Szłam ostatnio z córka do sklepu, drogę przeciął nam niesamowicie gruby, puchaty kotek. Dorwałam futrzaka, głaskam, a tu...
Kot miał jakby skrzydła, utworzone ze zlepionej, skłębionej sierści po obu stronach brzucha, i te "skrzydła" były doczepione tylko z przodu, reszta oderwana od prawie całkiem łysej skóry. Przez nie wydawał się byc taki gruby. Jak odchyliłam to coś, kot mnie ugryzł, pewnie go bolało.
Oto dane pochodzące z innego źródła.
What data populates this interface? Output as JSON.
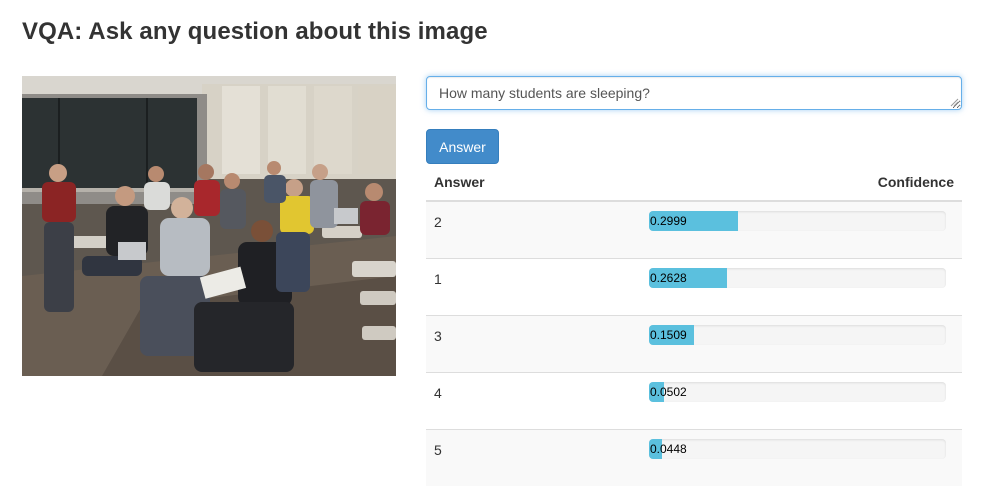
{
  "header": {
    "title": "VQA: Ask any question about this image"
  },
  "question": {
    "value": "How many students are sleeping?"
  },
  "answer_button": {
    "label": "Answer"
  },
  "results": {
    "columns": [
      "Answer",
      "Confidence"
    ],
    "rows": [
      {
        "answer": "2",
        "confidence": "0.2999",
        "fraction": 0.2999
      },
      {
        "answer": "1",
        "confidence": "0.2628",
        "fraction": 0.2628
      },
      {
        "answer": "3",
        "confidence": "0.1509",
        "fraction": 0.1509
      },
      {
        "answer": "4",
        "confidence": "0.0502",
        "fraction": 0.0502
      },
      {
        "answer": "5",
        "confidence": "0.0448",
        "fraction": 0.0448
      }
    ]
  },
  "colors": {
    "primary_button": "#428bca",
    "progress_fill": "#5bc0de",
    "input_focus_border": "#66afe9",
    "striped_row": "#f9f9f9"
  }
}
W ogóle był okropnie zaniedbany, cały pokluszczony i zmierzwiony

opłakany widok.
Doszłam do wniosku, że musi byc czyjś, pomimo skrajnego zaniedbania, bo to ufny, dający się brac na ręce kot, zreszta wyglądał jak rasowy (pers? tylko nie miał spłaszczonego pyszczka jak persy). Postawiłam go na chodniku, wskoczył do czyjegoś ogródka.
Niestety, jak wracałam ze sklepu, już go nie było
Żałuję, że nie rozpytałam w okolicy o tego kota, może Rydzyk już dziś miałby towarzystwo? A kotek zadbane futerko i pełny brzusio?